Auszubildende können höhere Fahrt­kosten absetzen. Der Bundes­finanzhof (BFH) entschied: Für Wege zwischen Bildungs­einrichtungen und Wohnung zählen die vollen Fahrt­kosten und nicht nur die Entfernungs­pauschale. Auto­fahrer dürfen nun Hin- und Rückweg mit 30 Cent, Rollerfahrer mit 13 Cent pro Kilo­meter abrechnen. Wer mit öffent­lichen Verkehrs­mitteln unterwegs ist, kann die Ticket­kosten voll ansetzen.

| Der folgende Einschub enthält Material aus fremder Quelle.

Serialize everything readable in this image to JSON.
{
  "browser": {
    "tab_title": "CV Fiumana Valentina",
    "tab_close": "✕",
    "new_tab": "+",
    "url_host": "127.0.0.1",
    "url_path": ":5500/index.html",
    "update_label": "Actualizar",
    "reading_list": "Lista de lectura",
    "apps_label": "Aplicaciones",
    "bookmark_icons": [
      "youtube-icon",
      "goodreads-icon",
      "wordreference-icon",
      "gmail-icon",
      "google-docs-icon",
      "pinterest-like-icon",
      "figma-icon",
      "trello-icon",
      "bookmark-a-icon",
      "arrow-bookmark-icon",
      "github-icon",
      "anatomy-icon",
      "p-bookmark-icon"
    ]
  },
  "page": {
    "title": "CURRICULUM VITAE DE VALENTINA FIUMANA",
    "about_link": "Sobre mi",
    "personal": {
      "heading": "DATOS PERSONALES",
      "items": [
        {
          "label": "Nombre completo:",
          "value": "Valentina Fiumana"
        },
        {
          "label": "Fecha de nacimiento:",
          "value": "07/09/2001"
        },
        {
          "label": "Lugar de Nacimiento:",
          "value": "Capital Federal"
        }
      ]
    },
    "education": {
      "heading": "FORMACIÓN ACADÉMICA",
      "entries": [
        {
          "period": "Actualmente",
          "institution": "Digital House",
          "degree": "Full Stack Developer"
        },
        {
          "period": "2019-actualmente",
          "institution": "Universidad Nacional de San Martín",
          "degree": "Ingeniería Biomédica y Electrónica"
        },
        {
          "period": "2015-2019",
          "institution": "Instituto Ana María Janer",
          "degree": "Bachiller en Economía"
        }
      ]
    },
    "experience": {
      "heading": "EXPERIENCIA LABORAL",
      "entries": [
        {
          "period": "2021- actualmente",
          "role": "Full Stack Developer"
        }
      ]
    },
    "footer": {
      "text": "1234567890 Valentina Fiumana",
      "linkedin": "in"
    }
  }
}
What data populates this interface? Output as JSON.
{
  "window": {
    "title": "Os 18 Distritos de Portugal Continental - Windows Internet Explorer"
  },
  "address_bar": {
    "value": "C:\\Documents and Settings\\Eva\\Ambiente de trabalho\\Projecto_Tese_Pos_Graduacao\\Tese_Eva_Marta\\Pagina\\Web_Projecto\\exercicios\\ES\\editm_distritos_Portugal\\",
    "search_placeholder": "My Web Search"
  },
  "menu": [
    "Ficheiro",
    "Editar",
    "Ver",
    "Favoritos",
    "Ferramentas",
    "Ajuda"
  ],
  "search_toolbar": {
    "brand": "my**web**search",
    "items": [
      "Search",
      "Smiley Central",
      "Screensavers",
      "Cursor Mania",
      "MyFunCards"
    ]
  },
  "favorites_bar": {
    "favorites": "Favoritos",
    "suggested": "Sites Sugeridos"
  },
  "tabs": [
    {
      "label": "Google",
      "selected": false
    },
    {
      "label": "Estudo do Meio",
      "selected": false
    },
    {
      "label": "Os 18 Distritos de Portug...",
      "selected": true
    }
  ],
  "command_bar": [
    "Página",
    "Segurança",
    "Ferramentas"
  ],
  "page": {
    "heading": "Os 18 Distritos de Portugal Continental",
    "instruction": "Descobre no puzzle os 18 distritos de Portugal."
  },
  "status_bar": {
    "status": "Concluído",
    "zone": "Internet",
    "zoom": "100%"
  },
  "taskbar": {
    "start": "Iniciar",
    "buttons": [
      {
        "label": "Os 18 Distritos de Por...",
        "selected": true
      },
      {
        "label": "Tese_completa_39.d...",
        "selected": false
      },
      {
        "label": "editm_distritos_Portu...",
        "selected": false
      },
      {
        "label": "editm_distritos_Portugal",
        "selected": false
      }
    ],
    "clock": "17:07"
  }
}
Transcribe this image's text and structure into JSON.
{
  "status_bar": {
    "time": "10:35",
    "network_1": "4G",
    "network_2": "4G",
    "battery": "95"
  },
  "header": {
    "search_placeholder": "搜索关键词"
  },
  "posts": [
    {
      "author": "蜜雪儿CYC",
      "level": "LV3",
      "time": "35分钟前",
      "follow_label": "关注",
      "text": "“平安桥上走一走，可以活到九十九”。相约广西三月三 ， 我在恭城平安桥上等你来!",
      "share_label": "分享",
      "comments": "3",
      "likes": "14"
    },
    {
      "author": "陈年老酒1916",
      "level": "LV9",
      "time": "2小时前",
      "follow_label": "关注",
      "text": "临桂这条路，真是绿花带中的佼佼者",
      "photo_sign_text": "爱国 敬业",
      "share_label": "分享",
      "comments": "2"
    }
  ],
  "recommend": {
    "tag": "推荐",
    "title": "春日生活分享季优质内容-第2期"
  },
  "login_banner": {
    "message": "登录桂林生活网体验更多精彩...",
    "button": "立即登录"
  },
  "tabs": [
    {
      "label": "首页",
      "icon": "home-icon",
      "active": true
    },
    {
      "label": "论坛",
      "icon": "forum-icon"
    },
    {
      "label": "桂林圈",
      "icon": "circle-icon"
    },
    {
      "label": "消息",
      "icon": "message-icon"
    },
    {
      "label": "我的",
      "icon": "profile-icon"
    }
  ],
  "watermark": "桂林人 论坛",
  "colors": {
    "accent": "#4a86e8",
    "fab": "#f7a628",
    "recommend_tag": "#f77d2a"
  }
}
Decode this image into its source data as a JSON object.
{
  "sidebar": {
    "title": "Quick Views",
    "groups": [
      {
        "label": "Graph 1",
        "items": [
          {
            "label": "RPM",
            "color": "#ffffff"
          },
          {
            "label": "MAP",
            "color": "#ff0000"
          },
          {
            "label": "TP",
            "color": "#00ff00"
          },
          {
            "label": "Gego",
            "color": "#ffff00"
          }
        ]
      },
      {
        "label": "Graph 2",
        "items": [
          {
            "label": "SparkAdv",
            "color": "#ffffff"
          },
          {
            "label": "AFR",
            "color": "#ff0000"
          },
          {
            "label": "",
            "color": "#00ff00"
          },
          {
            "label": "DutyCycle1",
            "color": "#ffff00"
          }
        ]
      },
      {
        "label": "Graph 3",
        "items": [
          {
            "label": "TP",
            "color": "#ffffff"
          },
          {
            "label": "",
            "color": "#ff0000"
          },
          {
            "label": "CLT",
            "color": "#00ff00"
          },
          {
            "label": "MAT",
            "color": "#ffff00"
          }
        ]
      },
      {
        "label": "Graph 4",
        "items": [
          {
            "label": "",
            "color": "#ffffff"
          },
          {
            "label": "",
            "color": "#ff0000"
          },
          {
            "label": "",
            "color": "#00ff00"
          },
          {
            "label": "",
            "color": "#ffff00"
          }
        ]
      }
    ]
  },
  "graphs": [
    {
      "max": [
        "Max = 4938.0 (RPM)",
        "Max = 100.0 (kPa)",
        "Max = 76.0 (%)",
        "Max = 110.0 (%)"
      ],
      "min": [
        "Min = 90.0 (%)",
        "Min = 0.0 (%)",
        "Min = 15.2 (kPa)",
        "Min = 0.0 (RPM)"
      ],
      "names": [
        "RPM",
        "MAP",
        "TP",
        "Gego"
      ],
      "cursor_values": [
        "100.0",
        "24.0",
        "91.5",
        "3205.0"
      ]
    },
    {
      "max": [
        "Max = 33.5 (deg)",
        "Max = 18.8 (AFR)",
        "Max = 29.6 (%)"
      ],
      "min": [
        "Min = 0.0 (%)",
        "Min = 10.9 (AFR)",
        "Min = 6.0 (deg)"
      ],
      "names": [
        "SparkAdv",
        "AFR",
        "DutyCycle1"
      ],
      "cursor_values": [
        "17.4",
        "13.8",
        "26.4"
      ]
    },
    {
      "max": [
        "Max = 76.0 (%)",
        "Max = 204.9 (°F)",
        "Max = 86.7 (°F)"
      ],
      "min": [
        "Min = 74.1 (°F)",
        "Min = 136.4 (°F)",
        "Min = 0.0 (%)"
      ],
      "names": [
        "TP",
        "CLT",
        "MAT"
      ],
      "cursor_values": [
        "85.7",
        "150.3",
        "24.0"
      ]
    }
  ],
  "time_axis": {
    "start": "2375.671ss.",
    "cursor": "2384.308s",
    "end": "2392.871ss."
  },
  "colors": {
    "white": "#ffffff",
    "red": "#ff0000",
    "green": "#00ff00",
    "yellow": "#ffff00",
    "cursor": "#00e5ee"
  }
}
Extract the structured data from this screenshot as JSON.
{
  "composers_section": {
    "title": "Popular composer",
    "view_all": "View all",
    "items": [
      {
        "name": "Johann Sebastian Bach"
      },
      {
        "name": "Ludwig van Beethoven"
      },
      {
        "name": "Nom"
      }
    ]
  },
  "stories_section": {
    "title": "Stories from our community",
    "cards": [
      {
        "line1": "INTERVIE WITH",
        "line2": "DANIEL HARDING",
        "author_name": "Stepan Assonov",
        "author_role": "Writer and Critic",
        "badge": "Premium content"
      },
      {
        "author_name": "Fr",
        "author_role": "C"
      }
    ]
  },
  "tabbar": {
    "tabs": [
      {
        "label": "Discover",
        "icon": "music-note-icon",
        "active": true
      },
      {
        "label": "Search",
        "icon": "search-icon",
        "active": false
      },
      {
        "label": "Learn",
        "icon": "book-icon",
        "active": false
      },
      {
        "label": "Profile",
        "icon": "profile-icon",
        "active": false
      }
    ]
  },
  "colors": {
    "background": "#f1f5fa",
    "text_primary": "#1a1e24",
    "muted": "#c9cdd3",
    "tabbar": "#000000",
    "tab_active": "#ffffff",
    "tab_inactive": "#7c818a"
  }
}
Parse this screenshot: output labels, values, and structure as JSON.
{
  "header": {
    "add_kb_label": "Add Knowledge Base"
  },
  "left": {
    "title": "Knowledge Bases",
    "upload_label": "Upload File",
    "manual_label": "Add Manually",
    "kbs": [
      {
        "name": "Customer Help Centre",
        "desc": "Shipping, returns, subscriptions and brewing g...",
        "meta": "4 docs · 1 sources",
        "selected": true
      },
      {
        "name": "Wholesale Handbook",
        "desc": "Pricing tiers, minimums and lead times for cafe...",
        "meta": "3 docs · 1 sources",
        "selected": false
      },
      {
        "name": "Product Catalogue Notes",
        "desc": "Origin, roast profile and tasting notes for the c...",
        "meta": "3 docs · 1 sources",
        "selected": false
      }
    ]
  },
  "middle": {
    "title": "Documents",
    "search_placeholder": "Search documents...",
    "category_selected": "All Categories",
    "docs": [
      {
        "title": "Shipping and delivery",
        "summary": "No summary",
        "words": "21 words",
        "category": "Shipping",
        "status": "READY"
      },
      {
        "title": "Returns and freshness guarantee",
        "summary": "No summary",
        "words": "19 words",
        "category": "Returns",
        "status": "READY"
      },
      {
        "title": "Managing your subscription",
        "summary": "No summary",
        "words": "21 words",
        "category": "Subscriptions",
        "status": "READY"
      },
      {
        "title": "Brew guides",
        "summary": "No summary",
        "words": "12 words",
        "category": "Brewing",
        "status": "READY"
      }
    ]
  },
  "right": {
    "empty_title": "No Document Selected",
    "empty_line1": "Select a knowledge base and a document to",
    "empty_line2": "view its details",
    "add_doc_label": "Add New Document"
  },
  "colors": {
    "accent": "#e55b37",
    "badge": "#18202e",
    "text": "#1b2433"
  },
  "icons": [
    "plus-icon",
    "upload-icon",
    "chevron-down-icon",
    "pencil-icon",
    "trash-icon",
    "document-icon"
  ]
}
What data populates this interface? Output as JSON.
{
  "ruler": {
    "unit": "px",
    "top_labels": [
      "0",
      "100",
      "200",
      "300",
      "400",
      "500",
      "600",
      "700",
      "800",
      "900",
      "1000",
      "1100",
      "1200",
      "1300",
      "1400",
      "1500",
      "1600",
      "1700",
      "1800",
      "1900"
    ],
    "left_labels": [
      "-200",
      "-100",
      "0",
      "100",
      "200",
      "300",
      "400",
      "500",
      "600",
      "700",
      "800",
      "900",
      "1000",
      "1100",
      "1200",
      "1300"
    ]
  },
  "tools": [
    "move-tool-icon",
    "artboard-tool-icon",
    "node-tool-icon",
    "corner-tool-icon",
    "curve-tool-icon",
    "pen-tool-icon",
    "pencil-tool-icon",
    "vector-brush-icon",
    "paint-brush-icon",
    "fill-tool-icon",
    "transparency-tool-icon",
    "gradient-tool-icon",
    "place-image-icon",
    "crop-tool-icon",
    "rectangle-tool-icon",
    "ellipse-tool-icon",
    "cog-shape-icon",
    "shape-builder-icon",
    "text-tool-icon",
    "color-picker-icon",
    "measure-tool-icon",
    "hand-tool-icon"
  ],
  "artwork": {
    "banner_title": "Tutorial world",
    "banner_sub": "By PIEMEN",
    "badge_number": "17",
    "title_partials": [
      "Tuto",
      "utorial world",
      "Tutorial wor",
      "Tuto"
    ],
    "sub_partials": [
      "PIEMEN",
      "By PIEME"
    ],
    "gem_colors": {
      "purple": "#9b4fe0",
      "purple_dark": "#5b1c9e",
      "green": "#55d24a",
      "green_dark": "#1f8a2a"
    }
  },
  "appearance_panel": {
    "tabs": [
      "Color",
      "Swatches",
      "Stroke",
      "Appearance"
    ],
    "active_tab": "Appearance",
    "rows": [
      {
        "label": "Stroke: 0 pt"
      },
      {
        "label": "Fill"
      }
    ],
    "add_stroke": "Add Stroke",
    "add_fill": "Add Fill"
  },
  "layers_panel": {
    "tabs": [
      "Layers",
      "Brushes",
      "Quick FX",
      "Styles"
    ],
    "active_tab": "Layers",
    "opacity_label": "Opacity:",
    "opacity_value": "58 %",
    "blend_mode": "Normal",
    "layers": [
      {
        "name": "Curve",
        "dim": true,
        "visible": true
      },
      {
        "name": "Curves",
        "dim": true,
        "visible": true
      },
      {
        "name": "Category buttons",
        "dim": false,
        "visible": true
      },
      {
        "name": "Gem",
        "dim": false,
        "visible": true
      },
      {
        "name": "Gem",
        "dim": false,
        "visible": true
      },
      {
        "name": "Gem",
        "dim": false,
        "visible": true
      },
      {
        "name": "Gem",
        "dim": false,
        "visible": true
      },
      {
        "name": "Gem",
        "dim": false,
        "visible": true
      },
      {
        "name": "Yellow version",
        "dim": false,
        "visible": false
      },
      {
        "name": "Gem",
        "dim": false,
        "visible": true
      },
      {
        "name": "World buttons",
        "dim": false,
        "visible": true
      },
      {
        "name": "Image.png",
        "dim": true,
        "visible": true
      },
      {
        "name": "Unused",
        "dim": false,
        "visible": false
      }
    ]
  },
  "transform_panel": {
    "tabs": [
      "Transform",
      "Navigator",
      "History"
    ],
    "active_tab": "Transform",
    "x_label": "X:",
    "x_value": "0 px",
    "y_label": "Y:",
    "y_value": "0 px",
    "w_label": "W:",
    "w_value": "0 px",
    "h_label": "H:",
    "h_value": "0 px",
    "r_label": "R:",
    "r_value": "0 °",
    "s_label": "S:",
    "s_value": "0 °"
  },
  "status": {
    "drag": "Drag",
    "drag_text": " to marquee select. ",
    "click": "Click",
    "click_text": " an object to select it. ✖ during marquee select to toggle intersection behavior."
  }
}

Im konkreten Fall ging es um den Weg zu einem Berufs­fort­bildungs­werk (Bfw), das ein Auszubildender an 160 Tagen im Jahr aufsuchte. Das Finanzge­richt Thüringen sah das Bfw als regel­mäßige Arbeits­stätte, der BFH lehnte das ab (Az. VI R 65/11). Das Bfw sei nicht als regel­mäßige Arbeits­stätte zu sehen, weil es keine betriebliche Einrichtung des Arbeit­gebers sei. Der Azubi kann nun nach Reise­kosten­grund­sätzen abrechnen und auch Verpflegungs­pauschalen geltend machen. In Bezug auf eine Hoch­schule hatte der BFH schon Anfang 2012 ähnlich entschieden. Seitdem können Studenten Fahrten zur Uni wie Dienst­reisen abrechnen (Az. VI R 44/10).